Docker and Kubernetes founders talk about the future of cloud

Docker, the company that started the container revolution, is looking forward to the "emergence of hybrid, collaborative development environments,” according to CEO Scott Johnston, who spoke in a press-only virtual meeting of the developer minds.

Johnston was joined by Craig McLuckie, Kubernetes' co-founder; Solomon Hykes, Docker's founder; Michael Bryzek, Flow.io chairman and CTO, and Ilan Rabinovitch, Datadog's SVP Product and Community, in honor of Docker's 10th anniversary.

In a not-so-big shocker moment, Johnston said laptops and clouds will no longer be separate places. Instead, developers will come together on these platforms "to provide a seamless experience that takes advantage of low latency on the local laptop and takes advantage of the on-demand and collaborative properties in the cloud."

Making life easy

Containerization is all about making life easier for developers, however Hykes said that when he talks to younger developers, it still surprises him that “Docker is taken for granted."

Today, containers have abstracted infrastructure and made developing and deploying software simple, but keeping things simpler can sometimes cause “more headaches and pain and tears,” he said.
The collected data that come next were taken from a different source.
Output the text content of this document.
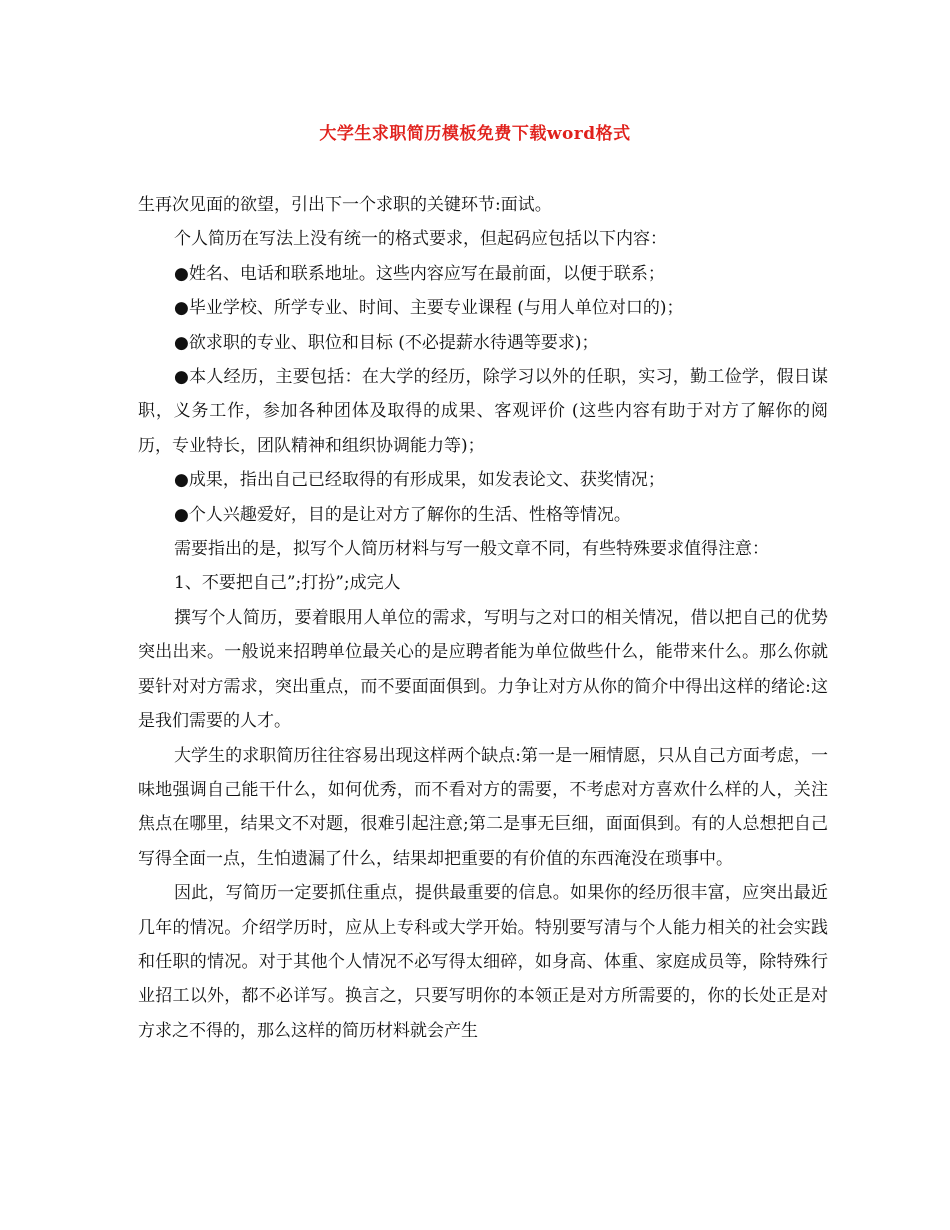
大学生求职简历模板免费下载word格式

生再次见面的欲望，引出下一个求职的关键环节:面试。

个人简历在写法上没有统一的格式要求，但起码应包括以下内容：

●姓名、电话和联系地址。这些内容应写在最前面，以便于联系；

●毕业学校、所学专业、时间、主要专业课程 (与用人单位对口的)；

●欲求职的专业、职位和目标 (不必提薪水待遇等要求)；

●本人经历，主要包括：在大学的经历，除学习以外的任职，实习，勤工俭学，假日谋职，义务工作，参加各种团体及取得的成果、客观评价 (这些内容有助于对方了解你的阅历，专业特长，团队精神和组织协调能力等)；

●成果，指出自己已经取得的有形成果，如发表论文、获奖情况；

●个人兴趣爱好，目的是让对方了解你的生活、性格等情况。

需要指出的是，拟写个人简历材料与写一般文章不同，有些特殊要求值得注意：

1、不要把自己”;打扮”;成完人

撰写个人简历，要着眼用人单位的需求，写明与之对口的相关情况，借以把自己的优势突出出来。一般说来招聘单位最关心的是应聘者能为单位做些什么，能带来什么。那么你就要针对对方需求，突出重点，而不要面面俱到。力争让对方从你的简介中得出这样的绪论:这是我们需要的人才。

大学生的求职简历往往容易出现这样两个缺点:第一是一厢情愿，只从自己方面考虑，一味地强调自己能干什么，如何优秀，而不看对方的需要，不考虑对方喜欢什么样的人，关注焦点在哪里，结果文不对题，很难引起注意;第二是事无巨细，面面俱到。有的人总想把自己写得全面一点，生怕遗漏了什么，结果却把重要的有价值的东西淹没在琐事中。

因此，写简历一定要抓住重点，提供最重要的信息。如果你的经历很丰富，应突出最近几年的情况。介绍学历时，应从上专科或大学开始。特别要写清与个人能力相关的社会实践和任职的情况。对于其他个人情况不必写得太细碎，如身高、体重、家庭成员等，除特殊行业招工以外，都不必详写。换言之，只要写明你的本领正是对方所需要的，你的长处正是对方求之不得的，那么这样的简历材料就会产生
Datadog’s Rabinovitch agreed with Hykes. "Even if there are a million things happening in the background, you can deploy code and get the dopamine hit of your code running," he said, adding that it used to be that there were "amazing technologies that to run that were such a hassle. Just to get to step one, you'd have to write 3,000 lines of YAML code, and they'd never get anywhere."

Even as it's become easier, and the connection between the cloud and developer's laptops become ever closer, new problems are arising, especially with the use of APIs and microservices.

"We made it easy to ship containers. And then it turns out that now the dependencies aren't like, 'what my RPM install or what version of Ruby installed,' but it's what version of the other microservices am I connecting to in production?” said Rabinovitch. “Even if I just change two lines of code, it turns out that it talks to a bunch of APIs that are powered by 30 other different services in containers. So how do I connect all that? To solve that, we need the next step of tooling."

Next stop: automation

Automation is the next step of “tooling” – but it’s also the most challenging, according to Hykes. “It’s where everything is inherently interconnected to everything else, is the hardest thing to change,” he said. “It's just a mess still. It's not because of containers, but because, in the middle, we're still dealing with shell scripts that make files and YAML." For old-school programmers, that's not a problem, but for developers who haven't been so hands-on with lower-level infrastructure, it can make the process slower and annoying.

That's one reason why newer, easier developer technologies such as Web Assembly are gaining popularity. McLuckie said he sees the rise of Web Assembly as a disruptive technology. "Docker and Kubernetes made things like deployment and scaling and upgrade and all of those other capabilities ubiquitous, and that's available pretty much everywhere,” he said.

With Web Assembly, developers may handle service dependencies in a relatively abstract way. Say I want to access a SQL database, maybe it's a public cloud database, I'm gonna get an instance of SQL net, or maybe it's something I provision up in a container and run and attach to storage,” he said.

In this example, that means developers will be able to more easily build cloud-native stateful applications. Still, there's a lot of work left to be done, but McLuckie sees great potential with Web Assembly.

The rise of AI

Johnson and the group also see the rise of Generative AI programs such as OpenAI's ChatGPT as changing the development of cloud programs due to the AI’s ability to write code. "GPT has already come up with some fantastic Docker compose files,” he said.

"These [AI] tools are really improving our productivity and expanding the number of people who can now interact with software in a meaningful way,” Bryzek noted.

“We're always going to be chasing developer productivity. But I love the passion that people have for the tools that help them do the right thing, both for the broader community that we live in and for their business for delivering the products faster,” he said. “Or making the products more secure to prevent the possibility of security incidents in the future.”